ABD, 2013 federal bütçesi Kongre tarafından onaylanmadı. Temsilciler Meclisi yalnızca Sandy kasırgasından zarar görenlere yardımı öngören bir paketi onayladı. Şimdilik federal hükümet geçici bütçelerle durumu idare ediyor. Ancak bu oyundan Obama’nın galip çıkmasından başka beklentim de yok diyebilirim. Gerekçem, hangi siyasi parti emekli ve memurların maaşı ile sağlık giderleri üzerinde oynarsa, gelecek seçimde siyaset sahnesinden silinir. Zira Amerikalı seçmen ve özellikle emekliler, kendi haklarının peşine düşer ve bizdeki gibi ağzı açık kuş yavrusu gibi, atılacak ulufeyi beklemez.

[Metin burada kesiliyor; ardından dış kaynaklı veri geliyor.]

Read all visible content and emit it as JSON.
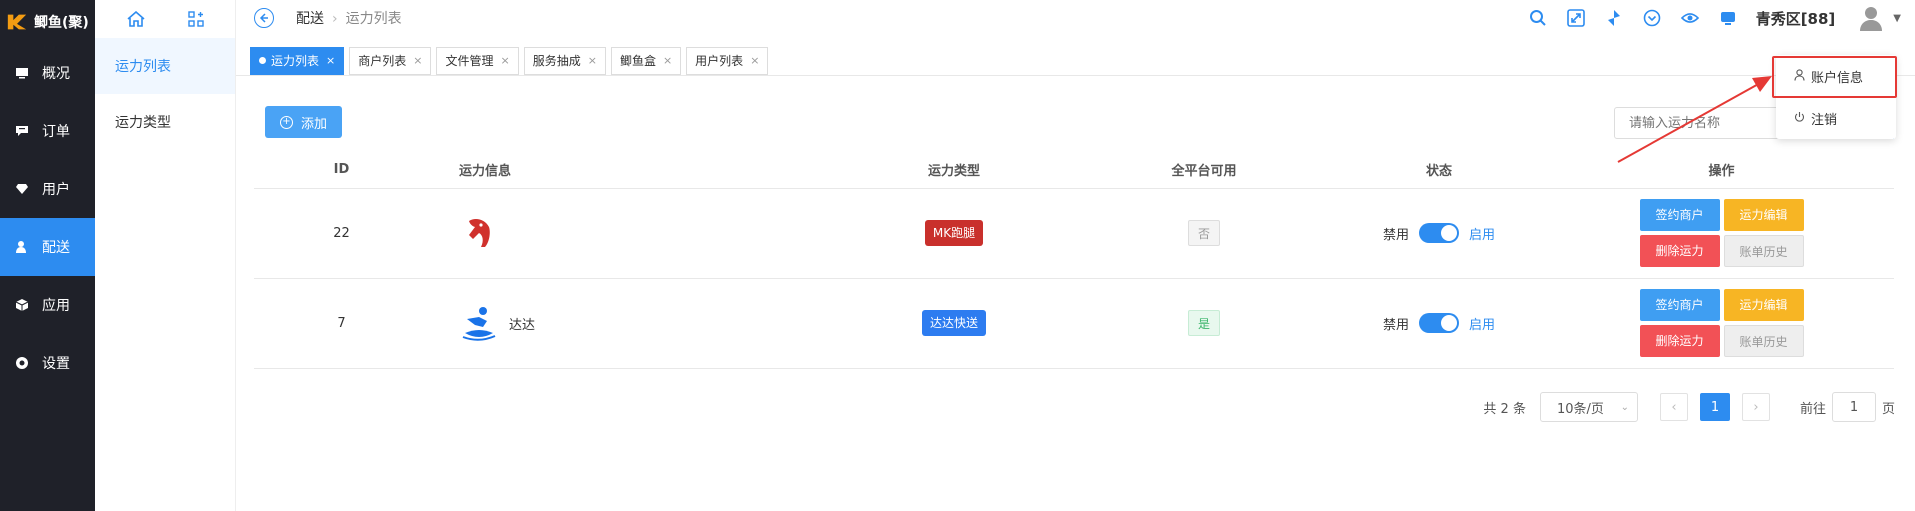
{
  "app": {
    "logo_text": "鲫鱼(聚)"
  },
  "nav": {
    "items": [
      {
        "label": "概况",
        "icon": "monitor-icon"
      },
      {
        "label": "订单",
        "icon": "order-icon"
      },
      {
        "label": "用户",
        "icon": "diamond-icon"
      },
      {
        "label": "配送",
        "icon": "user-delivery-icon"
      },
      {
        "label": "应用",
        "icon": "cube-icon"
      },
      {
        "label": "设置",
        "icon": "circle-icon"
      }
    ],
    "active_index": 3
  },
  "submenu": {
    "items": [
      {
        "label": "运力列表"
      },
      {
        "label": "运力类型"
      }
    ]
  },
  "header": {
    "breadcrumb_root": "配送",
    "breadcrumb_current": "运力列表",
    "region": "青秀区[88]"
  },
  "tabs": [
    {
      "label": "运力列表"
    },
    {
      "label": "商户列表"
    },
    {
      "label": "文件管理"
    },
    {
      "label": "服务抽成"
    },
    {
      "label": "鲫鱼盒"
    },
    {
      "label": "用户列表"
    }
  ],
  "toolbar": {
    "add_label": "添加",
    "search_placeholder": "请输入运力名称"
  },
  "table": {
    "columns": [
      "ID",
      "运力信息",
      "运力类型",
      "全平台可用",
      "状态",
      "操作"
    ],
    "rows": [
      {
        "id": "22",
        "name": "",
        "type": "MK跑腿",
        "type_color": "#c9302c",
        "all_platform": "否",
        "off_label": "禁用",
        "on_label": "启用"
      },
      {
        "id": "7",
        "name": "达达",
        "type": "达达快送",
        "type_color": "#2d7cf0",
        "all_platform": "是",
        "off_label": "禁用",
        "on_label": "启用"
      }
    ],
    "ops": {
      "sign": "签约商户",
      "edit": "运力编辑",
      "delete": "删除运力",
      "history": "账单历史"
    }
  },
  "pagination": {
    "total": "共 2 条",
    "page_size": "10条/页",
    "current_page": "1",
    "goto_label": "前往",
    "goto_value": "1",
    "page_unit": "页"
  },
  "account_menu": {
    "items": [
      {
        "label": "账户信息"
      },
      {
        "label": "注销"
      }
    ]
  },
  "colors": {
    "primary": "#2d8cf0",
    "nav_bg": "#1f2129",
    "annotation": "#e53935"
  }
}
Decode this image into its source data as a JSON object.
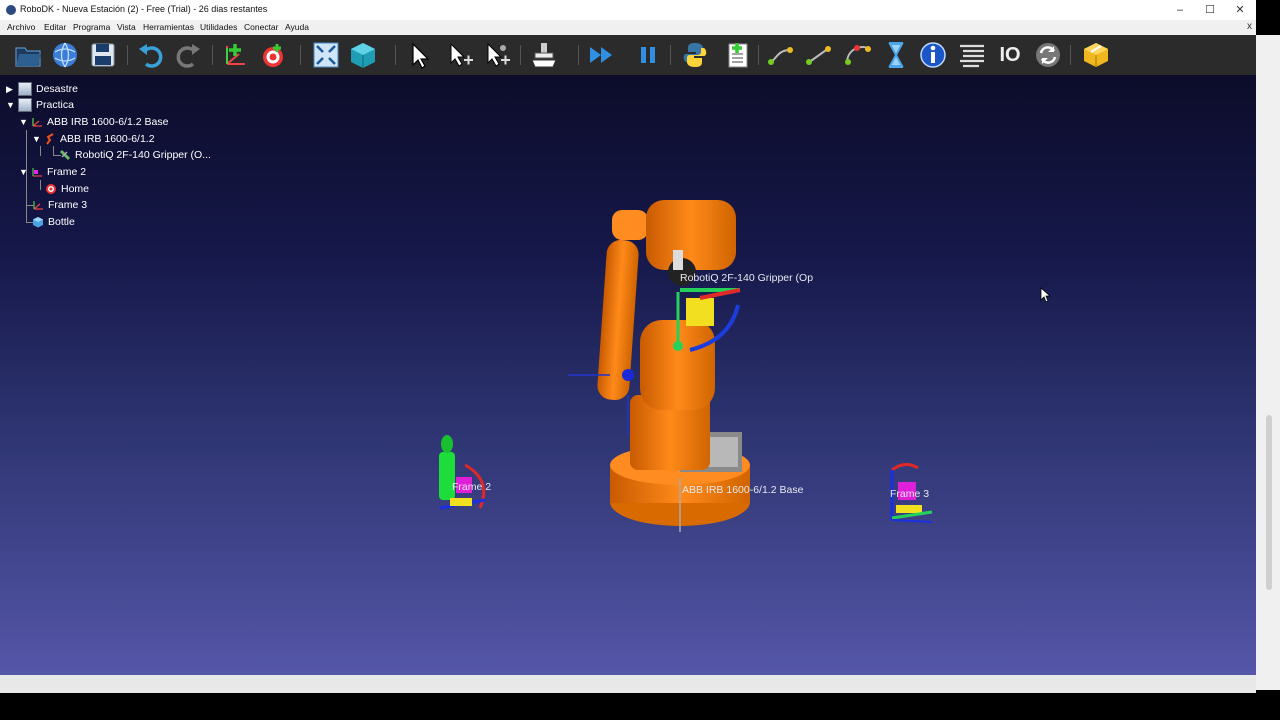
{
  "window": {
    "title": "RoboDK - Nueva Estación (2) - Free (Trial) - 26 dias restantes",
    "minimize": "–",
    "maximize": "☐",
    "close": "✕"
  },
  "menu": {
    "items": [
      "Archivo",
      "Editar",
      "Programa",
      "Vista",
      "Herramientas",
      "Utilidades",
      "Conectar",
      "Ayuda"
    ],
    "close": "x"
  },
  "toolbar": {
    "io_label": "IO"
  },
  "tree": {
    "items": [
      {
        "label": "Desastre"
      },
      {
        "label": "Practica"
      },
      {
        "label": "ABB IRB 1600-6/1.2 Base"
      },
      {
        "label": "ABB IRB 1600-6/1.2"
      },
      {
        "label": "RobotiQ 2F-140 Gripper (O..."
      },
      {
        "label": "Frame 2"
      },
      {
        "label": "Home"
      },
      {
        "label": "Frame 3"
      },
      {
        "label": "Bottle"
      }
    ]
  },
  "scene": {
    "gripper_label": "RobotiQ 2F-140 Gripper (Op",
    "base_label": "ABB IRB 1600-6/1.2 Base",
    "frame2_label": "Frame 2",
    "frame3_label": "Frame 3"
  },
  "colors": {
    "robot": "#f07f10",
    "background_top": "#0c0c2a",
    "background_bottom": "#5556a8"
  }
}
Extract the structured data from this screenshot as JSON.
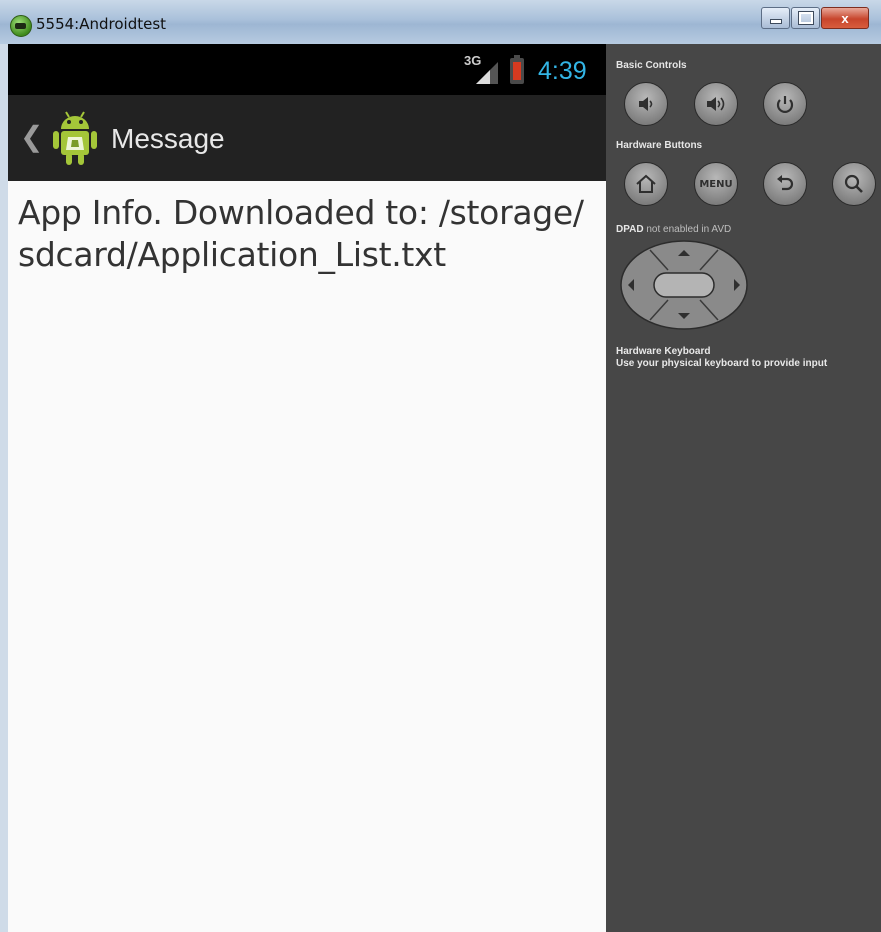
{
  "window": {
    "title": "5554:Androidtest",
    "icons": [
      "android-emulator-icon",
      "minimize-icon",
      "maximize-icon",
      "close-icon"
    ],
    "close_glyph": "x"
  },
  "statusbar": {
    "network": "3G",
    "clock": "4:39",
    "clock_color": "#33b5e5"
  },
  "actionbar": {
    "title": "Message",
    "icons": [
      "back-chevron-icon",
      "android-app-icon"
    ]
  },
  "content": {
    "message": "App Info. Downloaded to: /storage/ sdcard/Application_List.txt"
  },
  "controls": {
    "basic_controls_label": "Basic Controls",
    "hardware_buttons_label": "Hardware Buttons",
    "dpad_label_bold": "DPAD",
    "dpad_label_rest": " not enabled in AVD",
    "menu_label": "MENU",
    "keyboard_title": "Hardware Keyboard",
    "keyboard_hint": "Use your physical keyboard to provide input",
    "buttons": [
      "volume-down-icon",
      "volume-up-icon",
      "power-icon",
      "home-icon",
      "menu-icon",
      "back-icon",
      "search-icon"
    ]
  }
}
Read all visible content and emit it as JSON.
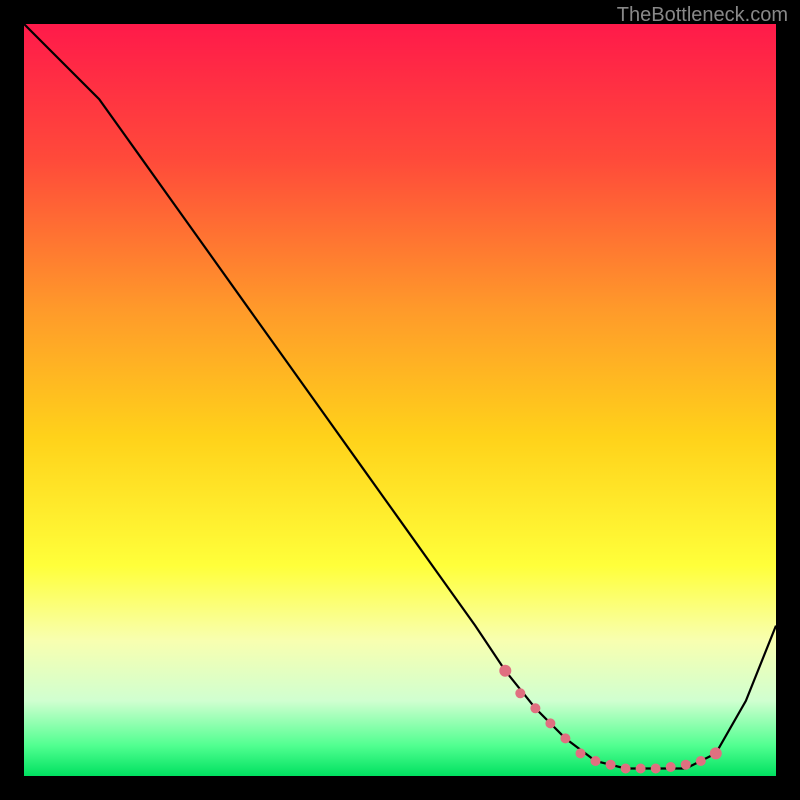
{
  "attribution": "TheBottleneck.com",
  "chart_data": {
    "type": "line",
    "title": "",
    "xlabel": "",
    "ylabel": "",
    "xlim": [
      0,
      100
    ],
    "ylim": [
      0,
      100
    ],
    "gradient_stops": [
      {
        "offset": 0,
        "color": "#ff1a4a"
      },
      {
        "offset": 18,
        "color": "#ff4a3a"
      },
      {
        "offset": 38,
        "color": "#ff9a2a"
      },
      {
        "offset": 55,
        "color": "#ffd21a"
      },
      {
        "offset": 72,
        "color": "#ffff3a"
      },
      {
        "offset": 82,
        "color": "#f8ffb0"
      },
      {
        "offset": 90,
        "color": "#d0ffd0"
      },
      {
        "offset": 96,
        "color": "#50ff90"
      },
      {
        "offset": 100,
        "color": "#00e060"
      }
    ],
    "series": [
      {
        "name": "bottleneck-curve",
        "x": [
          0,
          3,
          6,
          10,
          15,
          20,
          25,
          30,
          35,
          40,
          45,
          50,
          55,
          60,
          64,
          68,
          72,
          76,
          80,
          84,
          88,
          92,
          96,
          100
        ],
        "y": [
          100,
          97,
          94,
          90,
          83,
          76,
          69,
          62,
          55,
          48,
          41,
          34,
          27,
          20,
          14,
          9,
          5,
          2,
          1,
          1,
          1,
          3,
          10,
          20
        ]
      }
    ],
    "marker_series": {
      "name": "highlight-dots",
      "x": [
        64,
        66,
        68,
        70,
        72,
        74,
        76,
        78,
        80,
        82,
        84,
        86,
        88,
        90,
        92
      ],
      "y": [
        14,
        11,
        9,
        7,
        5,
        3,
        2,
        1.5,
        1,
        1,
        1,
        1.2,
        1.5,
        2,
        3
      ]
    },
    "marker_color": "#e07080"
  }
}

Yaşlı seçmenin bir kısmı üzerinde kilisenin baskısı var. Ancak sağlık ve maaş gibi parasal konular her türlü dinî inanç ve bağlılığın da üzerine çıkar Amerika’da. Kış aylarında böylesine bir ekonomi ile ABD’nin kimsenin başına bela olmak gibi bir nedeni yok bence. Ama kendi çıkarları doğrultusunda sağı solu kullanabilir. Bu açıdan Türkiye’ye yığılan mültecilerin parasını benim sazan halkım, verdiği vergilerle ödemeye devam edecektir.